The third question I asked has to do with paints labeled
“paint + primer.” Almost all paints are
now labeled as such. According to one of
the painters I interviewed, it started at Home Depot. They started labeling their paint as “paint +
primer.” All else equal, consumers are
going to pick the paint that is “self priming.”
It wasn’t long before all other paint manufacturers followed suit. Now, “paint + primer” is on all paints. So did they actually change the
formulation? Did the manufacturers
reformulate all their paints as fast as they changed the labels? First off, primer is made up primarily of
resins which seal bare surfaces and provide something for the paint to stick
to. Paint is made up primarily of
pigments which give color and create a durable, washable surface. If you add additional resins to paint, then
it will contain less pigment thereby making it less of a paint and more of a
primer. It seems you can’t be both but
I’m not a chemist. If there is such a
thing as both, then why on the back of the paint can do the instructions read,
”coat all bare surfaces before applying paint.”
If the paint is a primer then why would you need to do that? My guess is that they using a common misconception
to their advantage. Many people think
you have to prime a painted surface before applying new paint. This is not so. Paint sticks to paint just fine. If you are painting a new color on a painted
surface and you use paint + primer, you won’t have any problems. The catch is that you wouldn’t have had any problems
with regular paint either. The only way
to know for sure if there is any difference between paint and “paint + primer”

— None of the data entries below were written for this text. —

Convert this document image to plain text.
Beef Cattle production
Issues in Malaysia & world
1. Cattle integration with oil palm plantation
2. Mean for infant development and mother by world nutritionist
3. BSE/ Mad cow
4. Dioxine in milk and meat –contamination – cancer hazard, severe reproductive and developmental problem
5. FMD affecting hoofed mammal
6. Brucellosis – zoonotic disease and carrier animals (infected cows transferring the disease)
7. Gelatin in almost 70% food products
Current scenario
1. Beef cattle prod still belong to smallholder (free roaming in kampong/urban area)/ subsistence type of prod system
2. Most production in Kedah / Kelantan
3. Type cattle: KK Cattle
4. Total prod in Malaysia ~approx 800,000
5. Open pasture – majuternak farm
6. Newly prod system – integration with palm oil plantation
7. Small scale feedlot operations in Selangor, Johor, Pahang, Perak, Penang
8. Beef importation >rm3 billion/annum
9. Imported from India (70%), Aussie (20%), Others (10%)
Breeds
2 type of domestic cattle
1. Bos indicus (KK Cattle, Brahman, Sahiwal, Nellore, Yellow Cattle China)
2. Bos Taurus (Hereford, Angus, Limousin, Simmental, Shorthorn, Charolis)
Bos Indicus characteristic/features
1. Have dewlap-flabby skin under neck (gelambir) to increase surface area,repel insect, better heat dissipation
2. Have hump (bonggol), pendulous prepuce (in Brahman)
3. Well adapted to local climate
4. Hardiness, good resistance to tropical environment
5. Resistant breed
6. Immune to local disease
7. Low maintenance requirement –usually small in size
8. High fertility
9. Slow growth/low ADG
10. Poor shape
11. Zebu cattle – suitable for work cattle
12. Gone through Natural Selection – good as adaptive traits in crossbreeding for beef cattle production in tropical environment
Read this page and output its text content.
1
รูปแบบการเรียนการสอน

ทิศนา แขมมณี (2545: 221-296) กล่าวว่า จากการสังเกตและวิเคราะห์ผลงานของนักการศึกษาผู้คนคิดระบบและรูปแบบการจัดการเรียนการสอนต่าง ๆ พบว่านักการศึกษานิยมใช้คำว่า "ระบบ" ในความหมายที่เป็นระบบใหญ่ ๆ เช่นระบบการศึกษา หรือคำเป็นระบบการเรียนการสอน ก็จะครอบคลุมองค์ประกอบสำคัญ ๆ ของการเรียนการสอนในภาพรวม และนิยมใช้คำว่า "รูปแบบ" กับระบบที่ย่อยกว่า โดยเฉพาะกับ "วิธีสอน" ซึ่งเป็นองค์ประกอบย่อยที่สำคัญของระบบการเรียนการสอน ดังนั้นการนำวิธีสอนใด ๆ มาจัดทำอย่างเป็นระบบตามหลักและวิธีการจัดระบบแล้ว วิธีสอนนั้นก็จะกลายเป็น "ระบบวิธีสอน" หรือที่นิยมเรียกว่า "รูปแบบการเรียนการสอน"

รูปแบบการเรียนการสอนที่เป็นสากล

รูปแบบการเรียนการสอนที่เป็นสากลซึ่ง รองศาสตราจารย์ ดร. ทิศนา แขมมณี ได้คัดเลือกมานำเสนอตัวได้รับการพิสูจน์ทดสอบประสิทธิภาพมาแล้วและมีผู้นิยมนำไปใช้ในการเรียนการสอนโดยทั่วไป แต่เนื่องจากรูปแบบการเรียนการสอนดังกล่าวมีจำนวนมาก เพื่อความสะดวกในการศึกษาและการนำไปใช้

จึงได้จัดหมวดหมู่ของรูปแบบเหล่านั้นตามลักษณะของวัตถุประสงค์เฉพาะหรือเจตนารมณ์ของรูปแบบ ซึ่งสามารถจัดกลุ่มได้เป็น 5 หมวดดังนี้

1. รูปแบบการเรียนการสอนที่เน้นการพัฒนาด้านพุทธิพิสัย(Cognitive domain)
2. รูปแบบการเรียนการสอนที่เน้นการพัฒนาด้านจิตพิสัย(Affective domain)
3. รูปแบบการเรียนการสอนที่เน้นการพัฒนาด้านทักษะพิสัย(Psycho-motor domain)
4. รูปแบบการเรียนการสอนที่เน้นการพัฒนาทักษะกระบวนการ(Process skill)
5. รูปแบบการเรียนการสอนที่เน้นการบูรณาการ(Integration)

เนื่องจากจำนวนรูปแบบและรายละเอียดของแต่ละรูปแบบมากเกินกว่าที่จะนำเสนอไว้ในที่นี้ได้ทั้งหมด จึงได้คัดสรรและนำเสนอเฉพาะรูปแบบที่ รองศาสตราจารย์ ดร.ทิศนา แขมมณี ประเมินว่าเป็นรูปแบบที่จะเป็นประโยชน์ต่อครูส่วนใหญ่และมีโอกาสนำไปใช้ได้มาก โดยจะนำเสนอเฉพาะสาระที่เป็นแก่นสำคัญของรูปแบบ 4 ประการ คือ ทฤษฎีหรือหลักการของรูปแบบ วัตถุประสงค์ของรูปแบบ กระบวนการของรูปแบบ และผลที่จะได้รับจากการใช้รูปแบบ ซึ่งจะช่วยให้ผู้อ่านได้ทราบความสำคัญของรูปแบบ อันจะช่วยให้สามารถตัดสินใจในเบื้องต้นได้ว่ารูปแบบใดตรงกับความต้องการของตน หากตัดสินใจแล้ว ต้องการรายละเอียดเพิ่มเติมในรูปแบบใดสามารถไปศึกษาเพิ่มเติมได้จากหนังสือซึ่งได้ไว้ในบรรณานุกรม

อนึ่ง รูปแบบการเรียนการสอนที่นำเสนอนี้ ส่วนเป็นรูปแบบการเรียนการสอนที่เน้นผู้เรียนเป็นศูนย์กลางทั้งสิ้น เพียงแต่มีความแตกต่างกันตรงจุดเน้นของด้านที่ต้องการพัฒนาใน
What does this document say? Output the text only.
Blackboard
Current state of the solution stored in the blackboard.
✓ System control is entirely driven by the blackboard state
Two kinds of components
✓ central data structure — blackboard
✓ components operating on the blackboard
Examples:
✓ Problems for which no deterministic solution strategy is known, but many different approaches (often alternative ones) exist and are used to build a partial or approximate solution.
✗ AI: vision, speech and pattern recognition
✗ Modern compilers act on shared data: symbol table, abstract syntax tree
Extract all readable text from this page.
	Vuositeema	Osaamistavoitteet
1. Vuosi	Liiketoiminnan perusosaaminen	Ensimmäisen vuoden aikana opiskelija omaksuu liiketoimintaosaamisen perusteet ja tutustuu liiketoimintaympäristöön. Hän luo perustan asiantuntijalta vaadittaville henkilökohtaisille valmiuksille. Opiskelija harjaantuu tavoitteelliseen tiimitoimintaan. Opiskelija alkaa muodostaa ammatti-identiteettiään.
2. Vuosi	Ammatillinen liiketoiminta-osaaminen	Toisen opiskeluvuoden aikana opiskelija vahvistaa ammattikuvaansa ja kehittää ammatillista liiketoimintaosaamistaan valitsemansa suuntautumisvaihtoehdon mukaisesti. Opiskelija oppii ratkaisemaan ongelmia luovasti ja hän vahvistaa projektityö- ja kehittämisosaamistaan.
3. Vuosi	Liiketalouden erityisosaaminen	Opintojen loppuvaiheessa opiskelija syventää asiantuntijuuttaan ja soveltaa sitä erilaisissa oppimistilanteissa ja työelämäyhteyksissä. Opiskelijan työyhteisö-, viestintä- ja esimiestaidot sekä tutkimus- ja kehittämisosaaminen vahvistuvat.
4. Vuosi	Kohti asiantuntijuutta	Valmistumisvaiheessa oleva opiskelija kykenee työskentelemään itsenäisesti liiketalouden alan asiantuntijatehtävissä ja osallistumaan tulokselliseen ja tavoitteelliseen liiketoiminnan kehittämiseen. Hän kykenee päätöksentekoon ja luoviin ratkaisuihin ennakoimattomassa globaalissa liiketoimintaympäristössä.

is to watch the paint manufacturers make the paint. But since they are not opening their
factories to the public and revealing their secret recipe, we will have to rely
on our local experts.
The first painter is Douglas Carlton with 28 years of
experience. Douglas said that premium
paint lasts at least 10 years longer than regular paint, and you have to use
twice as much cheap paint to get the same coverage you get with premium
paint. He does not buy the “paint +
primer” claim. He had a customer who
applied “paint + primer” to a bare wood surface and it came off within a
year.
Paul Howen has 24 years of experience painting houses. He said that in general, premium paint lasts
twice as long as cheap paint. He has
painted two houses next door to each other, one with premium paint, and one
with a cheap brand that the customer insisted he use. The house painted with premium paint still
looks good after 18 years. The other
house had to be repainted after 4 years.
Paul says you have to use 3 gallons of cheap paint to cover what you can
with 1 gallon of premium. He also does
not buy the paint + primer claim. He did
not notice any change to the paint once the label started reading “paint +
primer.”
Tim Stockdale has been in construction for over 40 years but
has been painting for only the last 20.
He said you can only count on cheap paint to last 4 – 6 years. Premium will last at least 15 years. When asked about coverage he said you can
get 2 – 3 times the coverage with premium paint over cheap paint. He doesn’t know anything about paint +
primer. He said, “I’m old school. I always prime first, then paint. If it ain’t broke, don’t fix it.“
The experts are in agreement. Premium paint last 2-3 times as long and requires 2–3 times less paint. Premium paint may cost 2-3 times more, but considering you have to buy 2-3 times more cheap paint, the price difference is a wash. If you consider the cost of repainting every 5 years instead of every 15, painting with premium paint cost a third as much. Even if you are painting an apartment you rent that you don’t plan on staying in long, it still makes sense to buy premium paint because you’ll buy a third as much and do a third of the work. Short of doing your own 20 year test, you’ve done all you can to determine what quality of paint to buy by reading this article. I will still sell cheap paint because there will always be people who want to pay the smallest amount possible today. I will see those people three times as often and make three times more money off of them whereas you will have to find other reasons to come to our store.